Segundo Roberto Crema, Normose pode ser descrita como:

“uma patologia da normalidade (1*) que se traduz por um conjunto de comportamentos, atitudes e hábitos dotados de consenso social e patogênicos em diversos graus de gravidade.”

A reflexão que faço a partir da normose faz parte do seleto grupo de “Coisas que realmente importam na Vida”, e nos leva na direção da resposta àpergunta do título: Quando vamos acordar?

Olhando mais de perto, podemos também tratar da questão através das seguintes perguntas:

Imagem de stokpic por Pixabay

Quando vamos perceber e romper a normose que estamos imersos, e de onde seguimos anestesiados e desacordados para tudo que dá o real valor a nossa preciosa Vida?

Como podemos romper esta anestesia e mudar o rumo de nossa caminhada de despertar individual e coletivo?

Onde buscar conhecimento e suporte para encarar de frente este enorme e desconfortável desafio?

Um primeiro passo certamente é entender mais a fundo o que está sendo falado quando usamos o termo normose. Para isso indico o artigo de Roberto Crema que apresenta conceitos e referências: Além da Normose, a Patologia da Normalidade.

Indico também a palestra de Lama Padma Samten que fala sobre os desafios pessoais e coletivos do momento de transição que vivemos: Um novo começo? Desafios da transição: quatro pontos de vista sobre recomeçar.

Na prática, quero partilhar algumas ações que trago para minha vida ,e que podem ilustrar e inspirar você encontrar a suas soluções para caminhada no processo de despertar. Acredito que a solução sempre começa por dentro, pelo meu mundo interno. E é a partir desta visão que construí ao longo do tempo um kit de primeiros socorros, ao qual recorro sempre que percebo me afundando no torpor e alienação. Tenho na minha maletinha coisas como:

1 — Encontrar a ação que posso fazer imediatamente, que tenho em mais alto valor e que me faz sentir realmente fluindo na direção do Cuidar Da Vida. Para mim, em geral isto envolve salvar vidas de animais próximos ou de plantas. Algo do tipo, ajudar aquele inseto preso em minha janela conseguir sair para a rua… simples entende? Mas totalmente significativo para aquele ser que acabou de ser libertado… Ou então, plantar no canteiro mais próximo uma semente e seguir cuidando da planta… Ou ficar um dia sem comer carne… Cada um pode encontrar o que lhe toca mais.

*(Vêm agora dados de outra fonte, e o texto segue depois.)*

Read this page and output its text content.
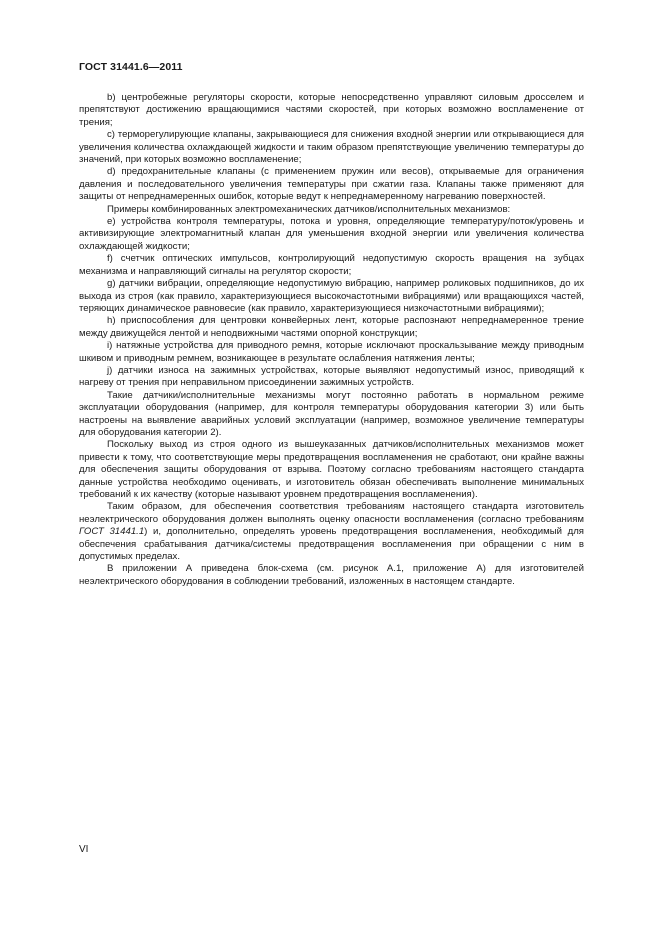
ГОСТ 31441.6—2011

b) центробежные регуляторы скорости, которые непосредственно управляют силовым дросселем и препятствуют достижению вращающимися частями скоростей, при которых возможно воспламенение от трения;

c) терморегулирующие клапаны, закрывающиеся для снижения входной энергии или открывающиеся для увеличения количества охлаждающей жидкости и таким образом препятствующие увеличению температуры до значений, при которых возможно воспламенение;

d) предохранительные клапаны (с применением пружин или весов), открываемые для ограничения давления и последовательного увеличения температуры при сжатии газа. Клапаны также применяют для защиты от непреднамеренных ошибок, которые ведут к непреднамеренному нагреванию поверхностей.

Примеры комбинированных электромеханических датчиков/исполнительных механизмов:

e) устройства контроля температуры, потока и уровня, определяющие температуру/поток/уровень и активизирующие электромагнитный клапан для уменьшения входной энергии или увеличения количества охлаждающей жидкости;

f) счетчик оптических импульсов, контролирующий недопустимую скорость вращения на зубцах механизма и направляющий сигналы на регулятор скорости;

g) датчики вибрации, определяющие недопустимую вибрацию, например роликовых подшипников, до их выхода из строя (как правило, характеризующиеся высокочастотными вибрациями) или вращающихся частей, теряющих динамическое равновесие (как правило, характеризующиеся низкочастотными вибрациями);

h) приспособления для центровки конвейерных лент, которые распознают непреднамеренное трение между движущейся лентой и неподвижными частями опорной конструкции;

i) натяжные устройства для приводного ремня, которые исключают проскальзывание между приводным шкивом и приводным ремнем, возникающее в результате ослабления натяжения ленты;

j) датчики износа на зажимных устройствах, которые выявляют недопустимый износ, приводящий к нагреву от трения при неправильном присоединении зажимных устройств.

Такие датчики/исполнительные механизмы могут постоянно работать в нормальном режиме эксплуатации оборудования (например, для контроля температуры оборудования категории 3) или быть настроены на выявление аварийных условий эксплуатации (например, возможное увеличение температуры для оборудования категории 2).

Поскольку выход из строя одного из вышеуказанных датчиков/исполнительных механизмов может привести к тому, что соответствующие меры предотвращения воспламенения не сработают, они крайне важны для обеспечения защиты оборудования от взрыва. Поэтому согласно требованиям настоящего стандарта данные устройства необходимо оценивать, и изготовитель обязан обеспечивать выполнение минимальных требований к их качеству (которые называют уровнем предотвращения воспламенения).

Таким образом, для обеспечения соответствия требованиям настоящего стандарта изготовитель неэлектрического оборудования должен выполнять оценку опасности воспламенения (согласно требованиям ГОСТ 31441.1) и, дополнительно, определять уровень предотвращения воспламенения, необходимый для обеспечения срабатывания датчика/системы предотвращения воспламенения при обращении с ним в допустимых пределах.

В приложении А приведена блок-схема (см. рисунок А.1, приложение А) для изготовителей неэлектрического оборудования в соблюдении требований, изложенных в настоящем стандарте.

VI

2 — Ainda na direção do Cuidar Da Vida, por vezes busco alguma iniciativa que eu possa contribuir de forma online, seja com meu tempo, seja financeiramente.

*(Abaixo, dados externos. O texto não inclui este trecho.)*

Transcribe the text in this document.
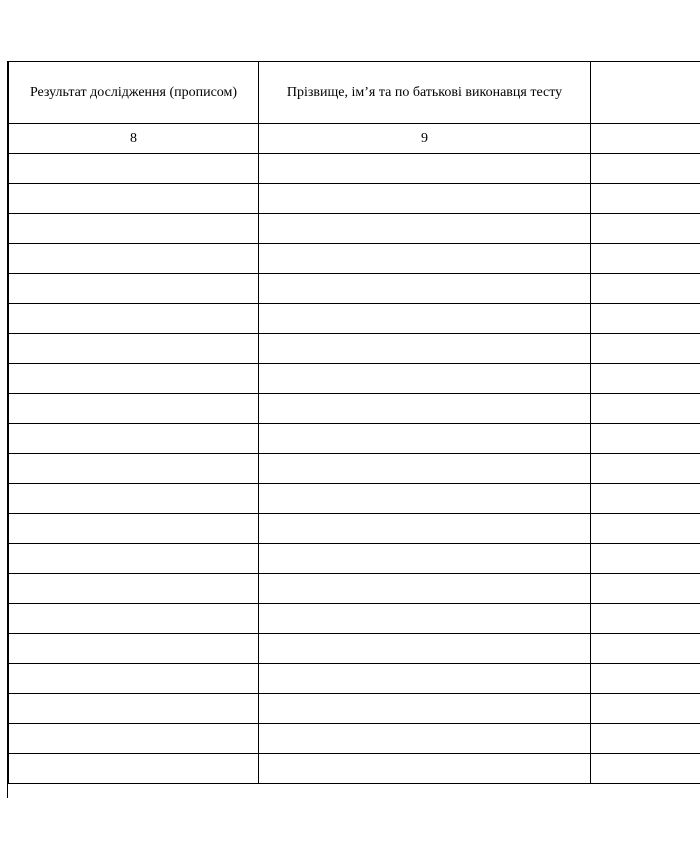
Результат дослідження (прописом)	Прізвище, ім’я та по батькові виконавця тесту	
8	9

3 — Busco por ações do que chamo de arte engajada. Intervenções artísticas que através da poderosa linguagem artística jogam luz em temas humanitários, ambientais ou de desenvolvimento humano, contribuem para quebrar nosso dia a dia distraído. Quando encontro algo assim, primeiro eu me nutro, depois eu espalho a inspiração….. para que outras pessoas também tenham este momento de respiro, de luz, em seu dia a dia por vezes pesado e sombrio….

4 — Mantenho atenção nos meus hábitos pessoais e domésticos e estou sempre expandindo para formas mais sustentáveis de vida. Coisas tipo cuidar dos resíduos, estar atenta a forma de produção e impacto socioambiental dos meus materiais de limpeza e uso pessoal; consumir de produção local de preferência orgânica ou de agricultura familiar, e toda esta lista de micro-revoluções que já são muito bem documentadas na internet…

5 — Coloco em prática da melhor forma possível meu caminho de evolução pessoal, no meu caso, meu caminho espiritual, fruto de anos de busca criteriosa. E, para quem não tem um caminho identificado, recomendo que reserve um tempo de qualidade para pensar e pôr em prática os ensinamentos que falam de amor, compaixão e sabedoria.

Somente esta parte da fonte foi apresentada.